Incidentally, the White Buffalo Woman/Virgin Mary connection came together in a person Black Elk would have known about, Mother Mary Catherine Ptesanwanyakapi (They See a White Buffalo Woman) (1867-93). She was the daughter of Joseph Crowfeather, a Hunkpapa Lakota chief, who was forced to carry the recently born Ptesanwanyakapi into battle to protect her. She became a Benedictine nun and prioress of the new American congregation.

Important here are the obvious parallels between White Buffalo Woman and the Virgin Mary's son. Jesus, like White Buffalo Woman, appeared among the people and gave seven sacred ceremonies — Catholics call them sacraments.

Jesus also has a similar bovine nature.

Traditionally, the red heifer ceremony was performed on the Mount of Olives, the location of the Garden of Gethsemane. There Jesus turned red by sweating blood in his agony. He, like the red heifer, suffered outside the camp (Hebrews 13:12), and the early church, from the Epistle of Barnabas to St. Augustine, interpreted Jesus as the red heifer.

Detail from a 15th-century German altarpiece depicting the Agony in the Garden (Wikimedia Commons/Txllxt TxllxT)

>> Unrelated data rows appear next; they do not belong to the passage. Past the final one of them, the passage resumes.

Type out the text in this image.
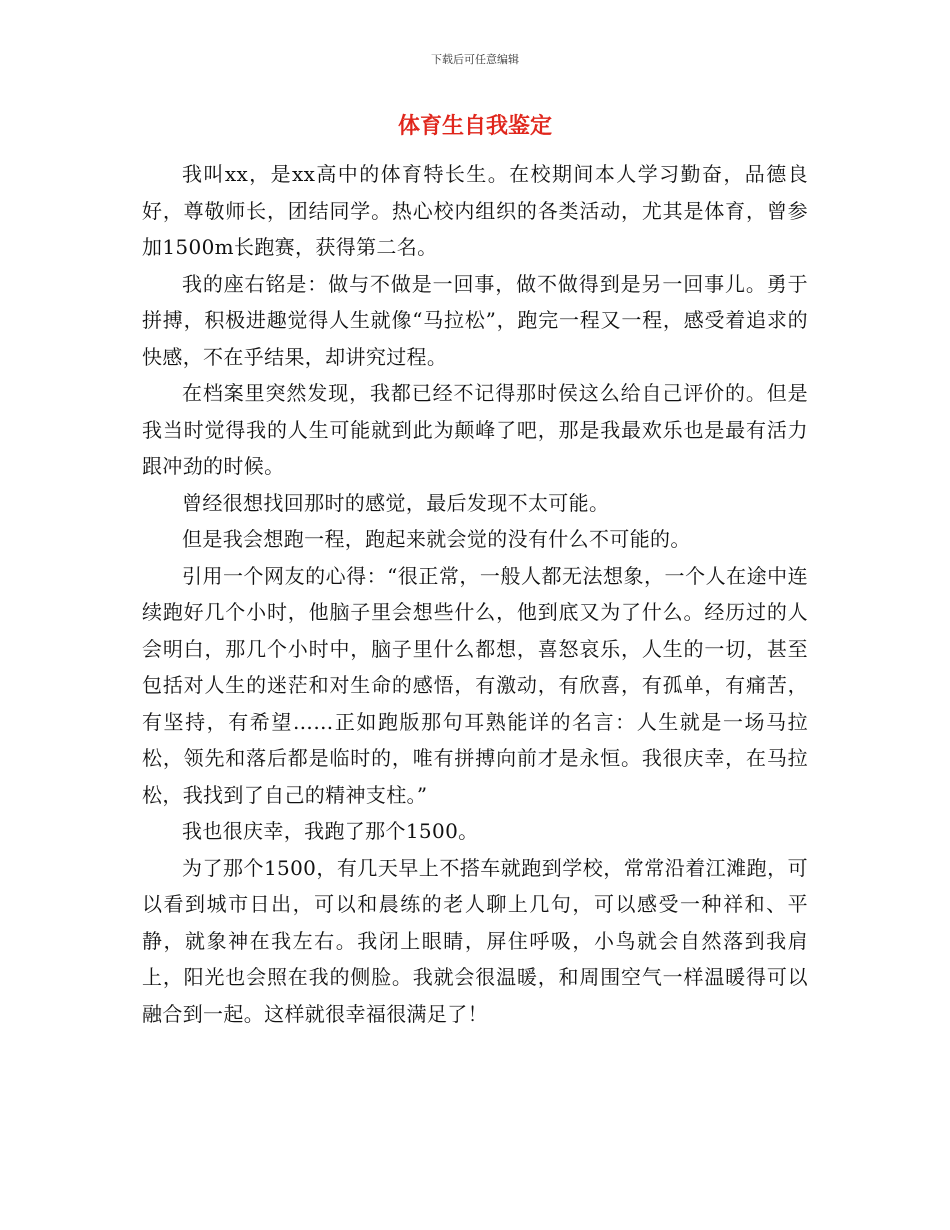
下载后可任意编辑
体育生自我鉴定

我叫xx，是xx高中的体育特长生。在校期间本人学习勤奋，品德良好，尊敬师长，团结同学。热心校内组织的各类活动，尤其是体育，曾参加1500m长跑赛，获得第二名。

我的座右铭是：做与不做是一回事，做不做得到是另一回事儿。勇于拼搏，积极进趣觉得人生就像“马拉松”，跑完一程又一程，感受着追求的快感，不在乎结果，却讲究过程。

在档案里突然发现，我都已经不记得那时侯这么给自己评价的。但是我当时觉得我的人生可能就到此为颠峰了吧，那是我最欢乐也是最有活力跟冲劲的时候。

曾经很想找回那时的感觉，最后发现不太可能。

但是我会想跑一程，跑起来就会觉的没有什么不可能的。

引用一个网友的心得：“很正常，一般人都无法想象，一个人在途中连续跑好几个小时，他脑子里会想些什么，他到底又为了什么。经历过的人会明白，那几个小时中，脑子里什么都想，喜怒哀乐，人生的一切，甚至包括对人生的迷茫和对生命的感悟，有激动，有欣喜，有孤单，有痛苦，有坚持，有希望……正如跑版那句耳熟能详的名言：人生就是一场马拉松，领先和落后都是临时的，唯有拼搏向前才是永恒。我很庆幸，在马拉松，我找到了自己的精神支柱。”

我也很庆幸，我跑了那个1500。

为了那个1500，有几天早上不搭车就跑到学校，常常沿着江滩跑，可以看到城市日出，可以和晨练的老人聊上几句，可以感受一种祥和、平静，就象神在我左右。我闭上眼睛，屏住呼吸，小鸟就会自然落到我肩上，阳光也会照在我的侧脸。我就会很温暖，和周围空气一样温暖得可以融合到一起。这样就很幸福很满足了！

Detail from a 15th-century German altarpiece depicting the Agony in the Garden (Wikimedia Commons/Txllxt TxllxT)

The bovine nature of Jesus' salvific power was something Black Elk saw in his visions before his Catholic baptism. In his Great Vision of the Sacred Tree when he was 9 years old, he saw a red man roll in the earth and become a buffalo, then roll again and became sacred medicine.

"The people shall follow the man's steps," Black Elk remembered in the 1931 interviews that became the basis of the book Black Elk Speaks. "Like him they shall walk and like the buffalo they shall live."

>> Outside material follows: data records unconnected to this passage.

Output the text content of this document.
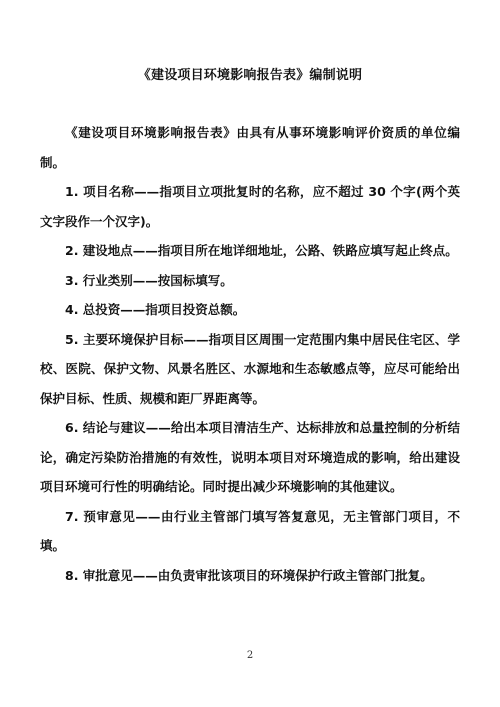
《建设项目环境影响报告表》编制说明

《建设项目环境影响报告表》由具有从事环境影响评价资质的单位编制。

1. 项目名称——指项目立项批复时的名称，应不超过 30 个字(两个英文字段作一个汉字)。

2. 建设地点——指项目所在地详细地址，公路、铁路应填写起止终点。

3. 行业类别——按国标填写。

4. 总投资——指项目投资总额。

5. 主要环境保护目标——指项目区周围一定范围内集中居民住宅区、学校、医院、保护文物、风景名胜区、水源地和生态敏感点等，应尽可能给出保护目标、性质、规模和距厂界距离等。

6. 结论与建议——给出本项目清洁生产、达标排放和总量控制的分析结论，确定污染防治措施的有效性，说明本项目对环境造成的影响，给出建设项目环境可行性的明确结论。同时提出减少环境影响的其他建议。

7. 预审意见——由行业主管部门填写答复意见，无主管部门项目，不填。

8. 审批意见——由负责审批该项目的环境保护行政主管部门批复。

2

While dancing in the Ghost Dance in 1890, Black Elk saw the same red man, this time as Wanikiya, or "He Who Makes Live," which is the Lakota Catholic word for Christ. He had long hair, an eagle feather, pierced hands and was painted red.

When Wanikiya disappeared, the wind lifted Black Elk up and he flew over the renewed earth. "I could see plenty of meat there — buffalo all over," he recalled. 

Seen through Black Elk's vision of Wanikiya — a red spirit who transformed into a buffalo and sacred medicine so that the people may live — the nature of Christ's salvific power in performing the red heifer ceremony makes more sense. Through sweating blood in his agony and immolating in his passion, he became Red Heifer Man and, like White Buffalo Woman, gave seven sacred ceremonies, or sacraments, the most important being the sacred medicine of his body.

Through White Buffalo Woman and Moses, the Creator gave sacred teachings and ceremonies that cultivated the power to flourish on Earth, that "the people may live."

Jesus, encountered by Black Elk in the Ghost Dance and in this later Catholic faith, drew on the moral covenants of White Buffalo Woman and Moses — right relationship that bestows the power to live and flourish on the land — and added a new regenerative power to it.

Jesus extends human flourishing on the land and the land itself beyond apparent limitations with divine power, not in spite of but through the power of the Earth. "He gave power to become children of God" (John 1:12), in other words, that "the people may live again."

Jesus, Red Heifer Man, have mercy on us, that the people may live.